Arièccoci: nuova campagna elettorale. Prima che gli italiani patissero l’astinenza dai comizi, gli appelli, le intemerate, le promesse, i selfie baci-baci, le cene di sostegno, i dibattiti nelle tivù locali, i tour de force da un quarto d’ora a tappa («purtroppo devo andare, amici, il tempo è tiranno…») il circo è già ripartito. Terze Regionali in sette settimane.
Sinceramente: non ne sentivamo la mancanza. Sono due mesi che l’attività di governo, già tormentata da contrasti, mal di pancia, altolà, risse intestine, minacce d’abbandono, battute, tweet, scomuniche, ultimatum, e pacificazioni col sorriso affilato, viene continuamente interrotta. Prima in Abruzzo, poi in Sardegna, adesso in Basilicata. Un tormento. Senza tregua. Da non poterne più. Come probabilmente non ne possono più tanti italiani che vorrebbero chiedere ai litigiosissimi competitors: potete una buona volta concentrarvi sui problemi?
E non è finita. Quanti si illudono, passata la prossima prova di forza a Potenza e Matera, di poter finalmente tirare il fiato almeno fino alle Europee, se la mettano via. Prima delle elezioni comunitarie del 26 maggio, che vedranno la chiamata alle urne anche degli elettori alle Regionali del Piemonte e alle Comunali di varie città (da Firenze a Bergamo, da Reggio Calabria a Sassari) per un totale di 3.860 municipi, è fissato un ulteriore appuntamento.
Il 28 aprile infatti si voterà in 38 comuni siciliani, come Caltanissetta. E anche quello, potete scommetterci, sarà considerato un «test chiave» non solo per capire come butta sul fronte governativo ma anche se tiene o non tiene in Regione la maggioranza di destra, già ammaccata e irrequieta. Dopo di che, eletti l’Europarlamento e il governatore piemontese, ci saranno il 9 giugno i ballottaggi per le comunali.

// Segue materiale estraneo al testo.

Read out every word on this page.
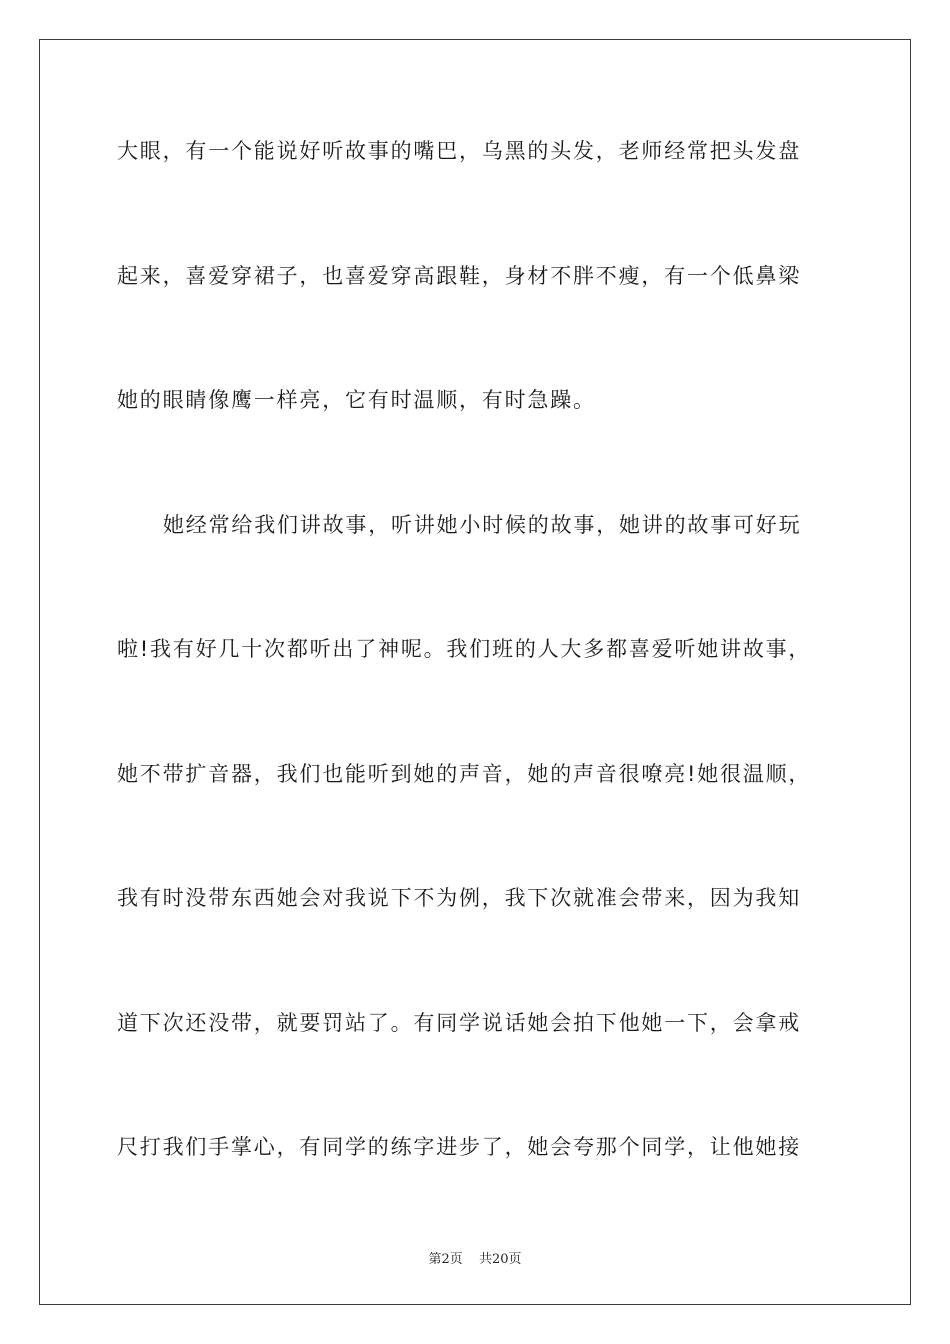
大眼，有一个能说好听故事的嘴巴，乌黑的头发，老师经常把头发盘
起来，喜爱穿裙子，也喜爱穿高跟鞋，身材不胖不瘦，有一个低鼻梁
她的眼睛像鹰一样亮，它有时温顺，有时急躁。
她经常给我们讲故事，听讲她小时候的故事，她讲的故事可好玩
啦!我有好几十次都听出了神呢。我们班的人大多都喜爱听她讲故事，
她不带扩音器，我们也能听到她的声音，她的声音很嘹亮!她很温顺，
我有时没带东西她会对我说下不为例，我下次就准会带来，因为我知
道下次还没带，就要罚站了。有同学说话她会拍下他她一下，会拿戒
尺打我们手掌心，有同学的练字进步了，她会夸那个同学，让他她接
第2页 共20页
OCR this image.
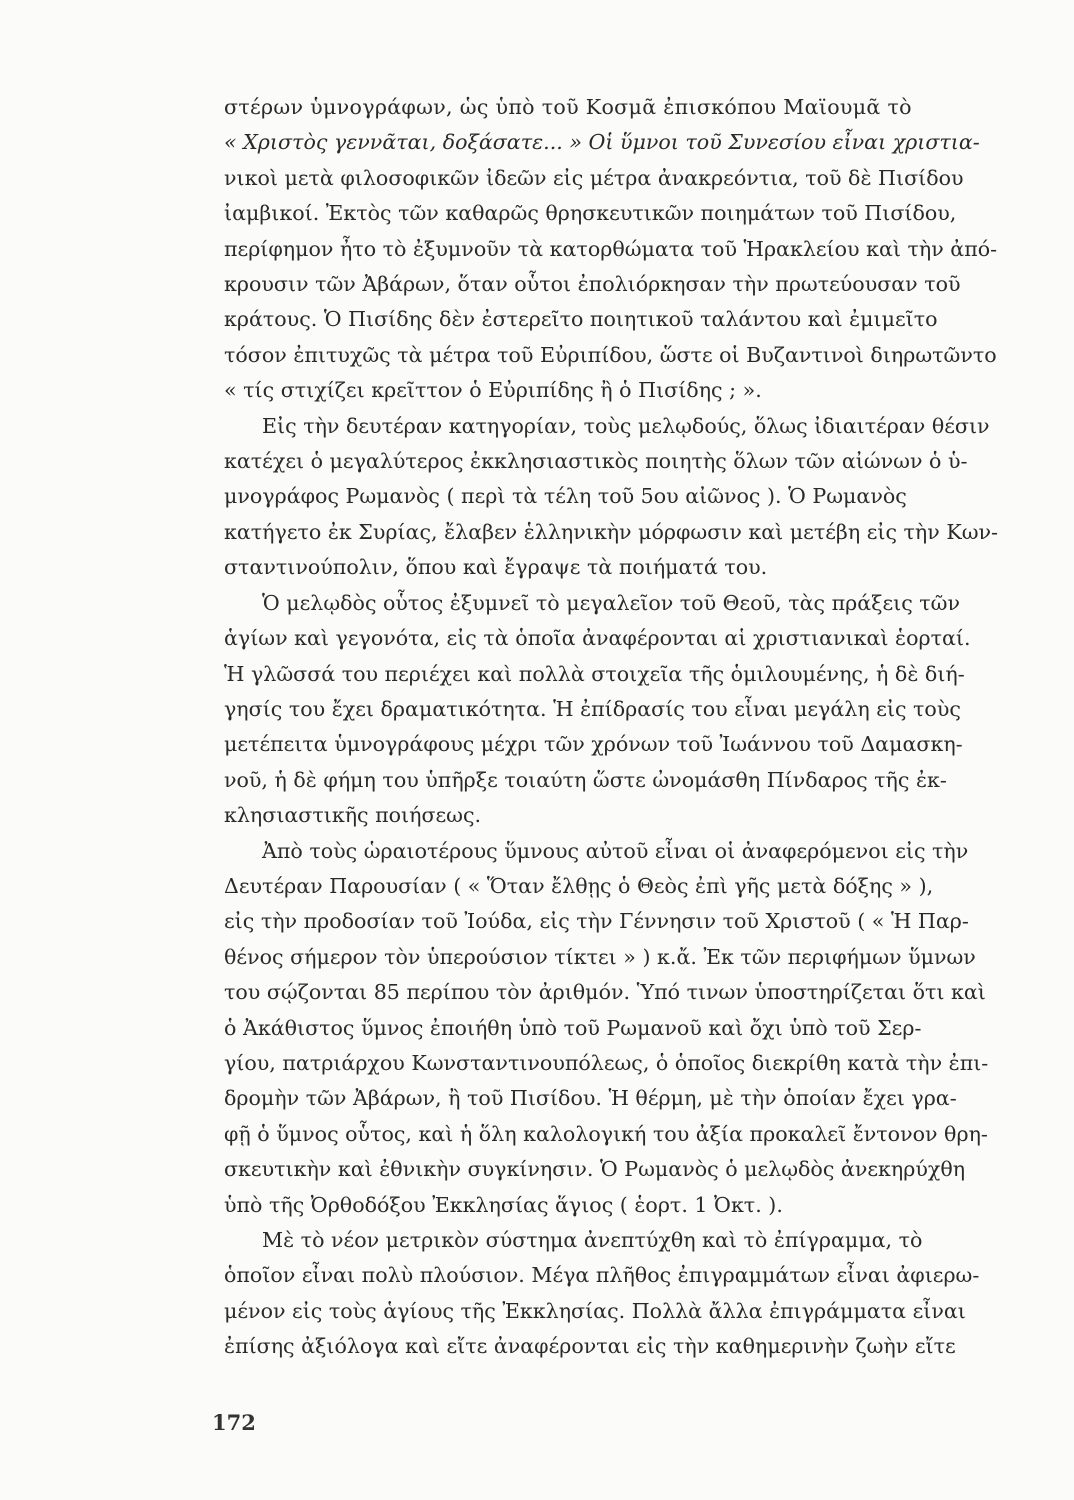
στέρων ὑμνογράφων, ὡς ὑπὸ τοῦ Κοσμᾶ ἐπισκόπου Μαϊουμᾶ τὸ
« Χριστὸς γεννᾶται, δοξάσατε... » Οἱ ὕμνοι τοῦ Συνεσίου εἶναι χριστια-
νικοὶ μετὰ φιλοσοφικῶν ἰδεῶν εἰς μέτρα ἀνακρεόντια, τοῦ δὲ Πισίδου
ἰαμβικοί. Ἐκτὸς τῶν καθαρῶς θρησκευτικῶν ποιημάτων τοῦ Πισίδου,
περίφημον ἦτο τὸ ἐξυμνοῦν τὰ κατορθώματα τοῦ Ἡρακλείου καὶ τὴν ἀπό-
κρουσιν τῶν Ἀβάρων, ὅταν οὗτοι ἐπολιόρκησαν τὴν πρωτεύουσαν τοῦ
κράτους. Ὁ Πισίδης δὲν ἐστερεῖτο ποιητικοῦ ταλάντου καὶ ἐμιμεῖτο
τόσον ἐπιτυχῶς τὰ μέτρα τοῦ Εὐριπίδου, ὥστε οἱ Βυζαντινοὶ διηρωτῶντο
« τίς στιχίζει κρεῖττον ὁ Εὐριπίδης ἢ ὁ Πισίδης ; ».
Εἰς τὴν δευτέραν κατηγορίαν, τοὺς μελῳδούς, ὅλως ἰδιαιτέραν θέσιν
κατέχει ὁ μεγαλύτερος ἐκκλησιαστικὸς ποιητὴς ὅλων τῶν αἰώνων ὁ ὑ-
μνογράφος Ρωμανὸς ( περὶ τὰ τέλη τοῦ 5ου αἰῶνος ). Ὁ Ρωμανὸς
κατήγετο ἐκ Συρίας, ἔλαβεν ἑλληνικὴν μόρφωσιν καὶ μετέβη εἰς τὴν Κων-
σταντινούπολιν, ὅπου καὶ ἔγραψε τὰ ποιήματά του.
Ὁ μελῳδὸς οὗτος ἐξυμνεῖ τὸ μεγαλεῖον τοῦ Θεοῦ, τὰς πράξεις τῶν
ἁγίων καὶ γεγονότα, εἰς τὰ ὁποῖα ἀναφέρονται αἱ χριστιανικαὶ ἑορταί.
Ἡ γλῶσσά του περιέχει καὶ πολλὰ στοιχεῖα τῆς ὁμιλουμένης, ἡ δὲ διή-
γησίς του ἔχει δραματικότητα. Ἡ ἐπίδρασίς του εἶναι μεγάλη εἰς τοὺς
μετέπειτα ὑμνογράφους μέχρι τῶν χρόνων τοῦ Ἰωάννου τοῦ Δαμασκη-
νοῦ, ἡ δὲ φήμη του ὑπῆρξε τοιαύτη ὥστε ὠνομάσθη Πίνδαρος τῆς ἐκ-
κλησιαστικῆς ποιήσεως.
Ἀπὸ τοὺς ὡραιοτέρους ὕμνους αὐτοῦ εἶναι οἱ ἀναφερόμενοι εἰς τὴν
Δευτέραν Παρουσίαν ( « Ὅταν ἔλθῃς ὁ Θεὸς ἐπὶ γῆς μετὰ δόξης » ),
εἰς τὴν προδοσίαν τοῦ Ἰούδα, εἰς τὴν Γέννησιν τοῦ Χριστοῦ ( « Ἡ Παρ-
θένος σήμερον τὸν ὑπερούσιον τίκτει » ) κ.ἄ. Ἐκ τῶν περιφήμων ὕμνων
του σῴζονται 85 περίπου τὸν ἀριθμόν. Ὑπό τινων ὑποστηρίζεται ὅτι καὶ
ὁ Ἀκάθιστος ὕμνος ἐποιήθη ὑπὸ τοῦ Ρωμανοῦ καὶ ὄχι ὑπὸ τοῦ Σερ-
γίου, πατριάρχου Κωνσταντινουπόλεως, ὁ ὁποῖος διεκρίθη κατὰ τὴν ἐπι-
δρομὴν τῶν Ἀβάρων, ἢ τοῦ Πισίδου. Ἡ θέρμη, μὲ τὴν ὁποίαν ἔχει γρα-
φῇ ὁ ὕμνος οὗτος, καὶ ἡ ὅλη καλολογική του ἀξία προκαλεῖ ἔντονον θρη-
σκευτικὴν καὶ ἐθνικὴν συγκίνησιν. Ὁ Ρωμανὸς ὁ μελῳδὸς ἀνεκηρύχθη
ὑπὸ τῆς Ὀρθοδόξου Ἐκκλησίας ἅγιος ( ἑορτ. 1 Ὀκτ. ).
Μὲ τὸ νέον μετρικὸν σύστημα ἀνεπτύχθη καὶ τὸ ἐπίγραμμα, τὸ
ὁποῖον εἶναι πολὺ πλούσιον. Μέγα πλῆθος ἐπιγραμμάτων εἶναι ἀφιερω-
μένον εἰς τοὺς ἁγίους τῆς Ἐκκλησίας. Πολλὰ ἄλλα ἐπιγράμματα εἶναι
ἐπίσης ἀξιόλογα καὶ εἴτε ἀναφέρονται εἰς τὴν καθημερινὴν ζωὴν εἴτε
172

Non si tratta più di un felice esercizio di democrazia. Ma della sua caricatura perversa. Infettata dalla «votite acuta». Dove ogni prova elettorale è l’arena di una defatigante guerriglia che giorno dopo giorno stressa gli elettori, stressa i capibanda costretti a giocare per metà (contrattualmente) insieme e per metà (politicamente) opposti in una guerra permanente e infinita che stressa infine le istituzioni. Il tutto in attesa che una delle due fazioni sovraniste decida che è arrivato il momento conveniente per chiudere. Obiettivo: tornare prima possibile a nuove elezioni. Ovvio…
Si dirà: ma l’«Election Day»? Non c’è un dibattito aperto da anni sull’opportunità, tanto più in un Paese rissoso come il nostro, di raggruppare le elezioni o i referendum in una sola tornata così da risparmiare soldi e più ancora energie politiche, culturali, mentali altrimenti distratte da questi ossessivi appuntamenti alle urne? Certo. Peccato che l’innovazione venga calorosamente invocata o ringhiosamente combattuta, volta per volta, a seconda della convenienza.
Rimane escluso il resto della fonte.